Title

Hart's Onion: The Peeling Away of Legal Authority

Document Type

Article

Publication Date

2006

Abstract

Hannah Arendt declared that authority has vanished from the modern world. Practically as well as theoretically, we are no longer in a position to know what authority really is. It is a provocative and paradoxical claim. If authority has vanished and we no longer understand what it even is, then how could Arendt be in a position to know that this is so? And how could the rest of us even make sense of what she is asserting, much less make up our minds about whether her assertion is true?

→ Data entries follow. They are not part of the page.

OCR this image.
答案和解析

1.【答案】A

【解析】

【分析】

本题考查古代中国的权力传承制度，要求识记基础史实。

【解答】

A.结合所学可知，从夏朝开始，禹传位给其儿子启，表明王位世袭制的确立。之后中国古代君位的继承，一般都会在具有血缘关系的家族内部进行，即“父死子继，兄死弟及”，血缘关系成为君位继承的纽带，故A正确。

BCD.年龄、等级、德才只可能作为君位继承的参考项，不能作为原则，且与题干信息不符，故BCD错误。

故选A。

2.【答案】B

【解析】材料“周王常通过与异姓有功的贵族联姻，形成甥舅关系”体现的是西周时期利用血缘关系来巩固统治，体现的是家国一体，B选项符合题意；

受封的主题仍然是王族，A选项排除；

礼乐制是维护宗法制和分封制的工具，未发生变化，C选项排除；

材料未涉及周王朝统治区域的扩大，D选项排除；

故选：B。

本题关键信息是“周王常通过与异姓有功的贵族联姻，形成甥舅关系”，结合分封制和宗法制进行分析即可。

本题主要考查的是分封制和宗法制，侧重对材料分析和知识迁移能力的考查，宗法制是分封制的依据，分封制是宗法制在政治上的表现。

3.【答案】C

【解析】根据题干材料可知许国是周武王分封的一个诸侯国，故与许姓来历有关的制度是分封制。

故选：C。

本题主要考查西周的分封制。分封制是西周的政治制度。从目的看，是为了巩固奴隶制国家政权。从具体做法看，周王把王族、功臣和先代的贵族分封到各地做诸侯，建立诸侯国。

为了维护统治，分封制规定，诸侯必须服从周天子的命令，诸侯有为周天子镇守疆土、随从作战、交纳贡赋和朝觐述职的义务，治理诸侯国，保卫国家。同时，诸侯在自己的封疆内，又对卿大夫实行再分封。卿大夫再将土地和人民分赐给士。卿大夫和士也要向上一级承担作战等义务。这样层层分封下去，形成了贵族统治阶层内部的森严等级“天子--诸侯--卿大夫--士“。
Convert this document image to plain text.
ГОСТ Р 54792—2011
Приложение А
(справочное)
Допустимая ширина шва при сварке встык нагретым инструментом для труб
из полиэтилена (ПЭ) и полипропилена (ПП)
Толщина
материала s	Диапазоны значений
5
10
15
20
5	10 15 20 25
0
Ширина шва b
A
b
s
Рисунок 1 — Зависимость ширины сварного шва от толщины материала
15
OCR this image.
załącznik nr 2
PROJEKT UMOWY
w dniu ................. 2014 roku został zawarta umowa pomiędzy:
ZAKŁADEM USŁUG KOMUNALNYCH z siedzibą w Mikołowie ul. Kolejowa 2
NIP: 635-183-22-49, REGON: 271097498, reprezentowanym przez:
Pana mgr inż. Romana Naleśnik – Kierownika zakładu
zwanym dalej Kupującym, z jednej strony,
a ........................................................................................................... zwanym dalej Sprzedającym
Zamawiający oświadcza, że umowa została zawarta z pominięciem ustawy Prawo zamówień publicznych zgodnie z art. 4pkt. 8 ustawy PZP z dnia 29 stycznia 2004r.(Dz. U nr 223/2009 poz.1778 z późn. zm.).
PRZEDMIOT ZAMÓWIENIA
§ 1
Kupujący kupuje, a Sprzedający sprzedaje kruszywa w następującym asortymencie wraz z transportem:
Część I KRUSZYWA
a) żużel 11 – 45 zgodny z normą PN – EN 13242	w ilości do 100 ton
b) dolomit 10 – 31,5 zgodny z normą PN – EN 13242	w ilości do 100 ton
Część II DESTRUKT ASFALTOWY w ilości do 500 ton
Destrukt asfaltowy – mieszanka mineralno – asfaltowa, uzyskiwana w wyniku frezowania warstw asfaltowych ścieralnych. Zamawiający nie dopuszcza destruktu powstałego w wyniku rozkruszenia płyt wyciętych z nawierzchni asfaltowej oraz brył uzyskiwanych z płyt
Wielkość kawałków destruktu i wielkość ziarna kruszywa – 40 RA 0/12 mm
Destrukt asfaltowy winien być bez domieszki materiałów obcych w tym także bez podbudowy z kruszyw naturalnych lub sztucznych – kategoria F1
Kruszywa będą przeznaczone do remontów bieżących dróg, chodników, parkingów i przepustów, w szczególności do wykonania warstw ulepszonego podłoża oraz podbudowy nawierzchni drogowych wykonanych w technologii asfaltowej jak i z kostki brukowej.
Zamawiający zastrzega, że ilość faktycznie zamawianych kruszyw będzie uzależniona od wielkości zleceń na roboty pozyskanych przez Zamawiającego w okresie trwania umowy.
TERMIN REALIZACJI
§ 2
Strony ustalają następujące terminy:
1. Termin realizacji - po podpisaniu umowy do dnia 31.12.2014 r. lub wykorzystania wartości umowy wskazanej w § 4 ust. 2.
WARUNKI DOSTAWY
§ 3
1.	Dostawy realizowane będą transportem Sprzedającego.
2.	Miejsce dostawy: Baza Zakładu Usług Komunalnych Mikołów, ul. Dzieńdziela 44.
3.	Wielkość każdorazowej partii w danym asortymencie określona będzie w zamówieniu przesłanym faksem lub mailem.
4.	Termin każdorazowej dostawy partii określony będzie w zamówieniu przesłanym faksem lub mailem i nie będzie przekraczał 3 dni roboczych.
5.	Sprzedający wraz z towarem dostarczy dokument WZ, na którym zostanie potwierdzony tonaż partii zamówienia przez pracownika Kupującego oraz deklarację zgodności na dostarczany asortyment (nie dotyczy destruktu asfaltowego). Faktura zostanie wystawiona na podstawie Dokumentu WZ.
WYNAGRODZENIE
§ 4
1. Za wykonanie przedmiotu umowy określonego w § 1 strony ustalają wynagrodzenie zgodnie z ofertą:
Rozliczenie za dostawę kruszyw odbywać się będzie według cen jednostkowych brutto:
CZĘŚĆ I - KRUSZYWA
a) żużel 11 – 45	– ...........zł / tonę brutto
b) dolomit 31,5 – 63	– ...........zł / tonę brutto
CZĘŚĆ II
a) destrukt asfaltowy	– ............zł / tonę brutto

This article approaches these questions by reflecting on an argument that H. L. A. Hart famously made against the jurisprudence of John Austin. Austin had explained law in terms of commands backed by sanctions. Though Hart criticized Austin's account on various grounds, his most decisive objection considered the case of a gunman who demands money from a victim; Hart suggested that even if the subjects of orders backed by sanctions have good reason to comply with those orders, the command-sanction scenario still does not present us with obligation - or with authority.

This article argues that Hart was right, and that his argument applies to much more than command-sanction accounts of authority. Part I suggests that Hart was making what can be viewed as a conceptual or ontological objection that is importantly different from more familiar factual or theoretical objections to accounts of authority. Part II argues that this same kind of conceptual or ontological objection can be made against other familiar accounts of authority as well. Part III proposes that the intellectual framework in which they operate virtually compels modern theorists, even as they attempt to explain authority, to instead explain authority away. The Conclusion asks whether there is anything in this loss of authority that we need to lament.